Whether the General Assembly should have legislative accounts and, if so, how large they should be are matters of debate.
Routinely making public the amount of taxpayer dollars in the accounts is not, and lawmakers should be ashamed of themselves for not doing so even as the state’s new fiscal year fast approaches.
In the past, the General Assembly has been criticized for sitting on surpluses between $215 million in 2005-06 and $141 million in 2011-12.
The justification for the surpluses — as explained by Rep. Gordon Denlinger, R-Narvon — is that the they are needed to keep a governor from unfairly gaining leverage over the General Assembly.
In 1991, Gov. Bob Casey zeroed out the General Assembly’s funding to gain leverage in budget negotiations.
It worked, Denlinger said.
“The crippled House and Senate quickly caved in to the largest tax increase in state history.”
That’s when the legislative accounts were born. According to Denlinger, they prevented then-Gov. Ed Rendell from getting tax increases through the legislature during his two terms in office.
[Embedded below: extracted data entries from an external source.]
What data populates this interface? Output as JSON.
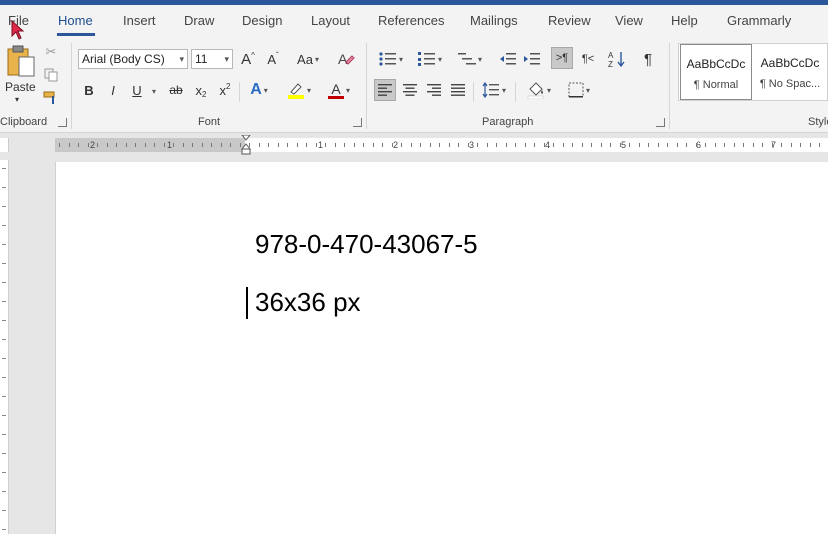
{
  "menu": {
    "tabs": [
      {
        "label": "File"
      },
      {
        "label": "Home"
      },
      {
        "label": "Insert"
      },
      {
        "label": "Draw"
      },
      {
        "label": "Design"
      },
      {
        "label": "Layout"
      },
      {
        "label": "References"
      },
      {
        "label": "Mailings"
      },
      {
        "label": "Review"
      },
      {
        "label": "View"
      },
      {
        "label": "Help"
      },
      {
        "label": "Grammarly"
      }
    ],
    "active_tab": "Home"
  },
  "clipboard": {
    "paste_label": "Paste",
    "group_label": "Clipboard"
  },
  "font": {
    "name": "Arial (Body CS)",
    "size": "11",
    "case_label": "Aa",
    "group_label": "Font",
    "bold": "B",
    "italic": "I",
    "underline": "U",
    "strike": "ab",
    "subscript": "x",
    "superscript": "x",
    "grow": "A",
    "shrink": "A",
    "effects": "A",
    "color_letter": "A",
    "highlight_color": "#ffff00",
    "font_color": "#c00000"
  },
  "paragraph": {
    "group_label": "Paragraph",
    "pilcrow": "¶"
  },
  "styles": {
    "items": [
      {
        "preview": "AaBbCcDc",
        "name": "¶ Normal"
      },
      {
        "preview": "AaBbCcDc",
        "name": "¶ No Spac..."
      }
    ],
    "group_label": "Styles"
  },
  "ruler": {
    "labels": [
      "2",
      "1",
      "1",
      "2",
      "3",
      "4",
      "5",
      "6",
      "7"
    ]
  },
  "document": {
    "lines": [
      "978-0-470-43067-5",
      "36x36 px"
    ]
  },
  "colors": {
    "accent": "#2b579a",
    "ribbon": "#f3f3f3"
  }
}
Denlinger makes a good case that experience justifies a reasonable surplus.
With it costing about $25 million per month to run the General Assembly, he said, $120 million in reserves would allow it to operate for about four-and-a-half months — “a level that should provide for taxpayer protection.”
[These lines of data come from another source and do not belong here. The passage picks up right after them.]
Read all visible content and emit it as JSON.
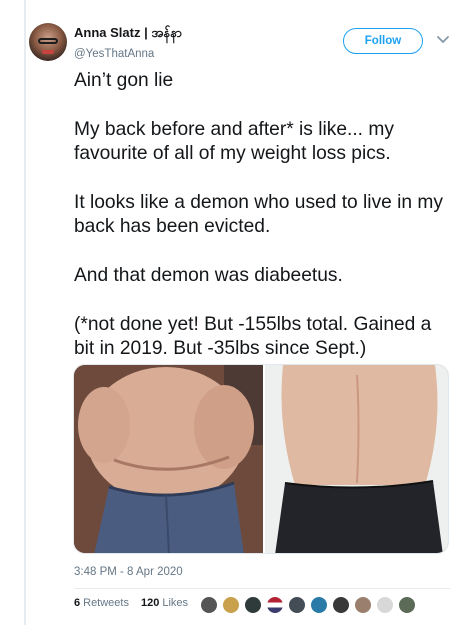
{
  "user": {
    "display_name": "Anna Slatz | အန်နာ",
    "handle": "@YesThatAnna"
  },
  "header": {
    "follow_label": "Follow",
    "menu_icon": "chevron-down-icon"
  },
  "tweet": {
    "paragraphs": [
      "Ain’t gon lie",
      "My back before and after* is like... my favourite of all of my weight loss pics.",
      "It looks like a demon who used to live in my back has been evicted.",
      "And that demon was diabeetus.",
      "(*not done yet! But -155lbs total. Gained a bit in 2019. But -35lbs since Sept.)"
    ],
    "timestamp": "3:48 PM - 8 Apr 2020"
  },
  "stats": {
    "retweets_count": "6",
    "retweets_label": "Retweets",
    "likes_count": "120",
    "likes_label": "Likes"
  },
  "colors": {
    "accent": "#1da1f2",
    "text_primary": "#14171a",
    "text_secondary": "#657786",
    "divider": "#e6ecf0"
  }
}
What is completely unjustified, though, is the apparent reluctance of the legislature to disclose how much is currently in the accounts.
From 2007 to 2010, the Legislative Audit Advisory Commission has commissioned, reviewed and released annual audits of the state House and Senate’s legislative accounts — revealing details such as expenses paid and how much is being held in reserve.
The latest audit has yet to be released.
And Eric Epstein, co-founder of Rock the Capital, is right to object.
“Taxpayers are entitled to see how their tax dollars are spent on a timely basis,” he said, expressing frustration that the numbers have not been made public well ahead of budget negotiations for 2014-15.
With the budget due to completed by June 30, the audit should have been released months ago.
If lawmakers are to be trusted with spending the people’s money, they should give an accurate and timely accounting of it.